Larry Burrows, Robert Capa, Gilles Caron, David SEYMOUR, Jean-Pierre Pedrazzini, comme Jean Péraud, Sean Flynn et Dana Stone, Henri Huet et Michel Laurent, et aussi Jean Roy, et bien sûr j'en oublie, ils sont tous morts, eux, avec le charme en plus, et parfois la beauté, en tous cas l'élégance. C'étaient des photographes, tout simplement. 101 sont morts en Indochine, dont 12 Français.

Tous les récits enchanteurs de ma Mère m'ont sauvé la mise et la vie. En 1939, guerre déclarée avec l'Allemand, je passai l'oral du bac de Philo à Dijon. J'étais passable, ce qui veut dire médiocre, de partout, sauf en Anglais et en Allemand, O.K., 5 sur 5. Géographie, l'horreur!

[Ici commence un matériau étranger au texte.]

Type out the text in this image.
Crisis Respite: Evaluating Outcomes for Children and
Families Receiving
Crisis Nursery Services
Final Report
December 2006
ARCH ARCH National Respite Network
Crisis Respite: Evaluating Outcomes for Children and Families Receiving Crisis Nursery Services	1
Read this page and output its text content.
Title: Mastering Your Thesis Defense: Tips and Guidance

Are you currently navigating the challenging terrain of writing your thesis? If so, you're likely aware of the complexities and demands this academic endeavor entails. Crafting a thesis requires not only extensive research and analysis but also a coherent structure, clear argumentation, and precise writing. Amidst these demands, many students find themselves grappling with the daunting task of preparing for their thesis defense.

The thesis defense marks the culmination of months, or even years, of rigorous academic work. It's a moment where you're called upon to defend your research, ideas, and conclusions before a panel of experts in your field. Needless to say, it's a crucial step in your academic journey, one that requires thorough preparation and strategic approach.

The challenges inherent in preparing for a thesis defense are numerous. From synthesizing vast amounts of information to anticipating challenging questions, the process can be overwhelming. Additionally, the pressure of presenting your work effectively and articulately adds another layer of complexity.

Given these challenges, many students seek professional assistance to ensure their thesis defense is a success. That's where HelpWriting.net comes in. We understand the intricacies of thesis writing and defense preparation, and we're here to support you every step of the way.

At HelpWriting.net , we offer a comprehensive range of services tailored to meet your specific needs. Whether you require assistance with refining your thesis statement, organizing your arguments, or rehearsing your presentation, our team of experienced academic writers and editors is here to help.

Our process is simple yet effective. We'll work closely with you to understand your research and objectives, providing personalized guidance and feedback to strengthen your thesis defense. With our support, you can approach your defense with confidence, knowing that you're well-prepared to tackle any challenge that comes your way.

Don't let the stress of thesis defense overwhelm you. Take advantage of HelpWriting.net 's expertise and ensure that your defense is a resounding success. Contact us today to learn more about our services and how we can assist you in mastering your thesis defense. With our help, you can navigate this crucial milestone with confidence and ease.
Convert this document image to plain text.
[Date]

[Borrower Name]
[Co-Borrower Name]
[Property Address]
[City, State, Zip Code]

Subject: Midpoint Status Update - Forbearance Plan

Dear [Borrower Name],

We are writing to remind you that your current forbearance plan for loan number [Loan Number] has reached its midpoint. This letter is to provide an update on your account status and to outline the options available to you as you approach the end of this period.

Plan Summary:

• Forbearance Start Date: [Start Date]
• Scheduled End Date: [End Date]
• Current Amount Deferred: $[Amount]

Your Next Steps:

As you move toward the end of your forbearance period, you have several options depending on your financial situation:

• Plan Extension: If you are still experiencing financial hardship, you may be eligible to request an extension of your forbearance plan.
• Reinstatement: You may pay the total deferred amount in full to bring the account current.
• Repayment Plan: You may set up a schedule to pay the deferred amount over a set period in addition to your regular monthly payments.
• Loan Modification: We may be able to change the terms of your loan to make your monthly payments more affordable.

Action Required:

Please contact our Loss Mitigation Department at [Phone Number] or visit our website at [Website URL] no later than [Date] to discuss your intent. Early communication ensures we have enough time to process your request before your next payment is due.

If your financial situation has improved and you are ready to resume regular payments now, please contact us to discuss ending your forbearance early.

L'interrogatrice, une dame très bien, la Légion d'Honneur, rare à cette époque pour les dames. 


Voyant mon air de condamné au pilori, elle me pose, sans conviction, une désespérante question du genre: "Combien de tonnes de riz transitent, par an, entre Nankin et Shangaï, sur le Yang-Tseu-Kiang, appelé également ????...Fleuve bleu et qui fait 5500 kilomètres?" Alors, je lui ai dit, poliment:

"Madame, je suis désolé, je  n'en sais rien...et c'est d'autant plus bête que ..." et, à la dame, j'ai raconté MA CHINE, de la bouche du cheval, la Chine racontée à moi, émerveillé, par ma Mère Nénette: la Cadillac du Général, avec sa canne à pommeau d'argent, pour le fameux déjeuner; les bombardements Japonais sur Hankéou, l'incroyable île de Hong-Kong, grouillante de rickshaws (pousse-pousse) et de Rolls-Royce, tellement anglaise, tellement chinoise; les ruelles pleines de petits marchands, les restaurants flottants, les innombrables familles habitant sur des jonques à Aberdeen, les Palaces de romans, les costumes coupés en un nuit dans les plus belles étoffes d'Angleterre, pour "rien"; les fumeries d'opium. La démesure sur un territoire minuscule à côté de la démesure d'un pays gigantesque.

La dame décorée était ravie des descriptions que jamais elle n'aurait pu lire dans les livres de MM.Gallouedec et Maurette, aux pâlottes gravures. Elle en redemandait. C'est elle qui posait les questions. Elle m'a donné 19/20 en me remerciant.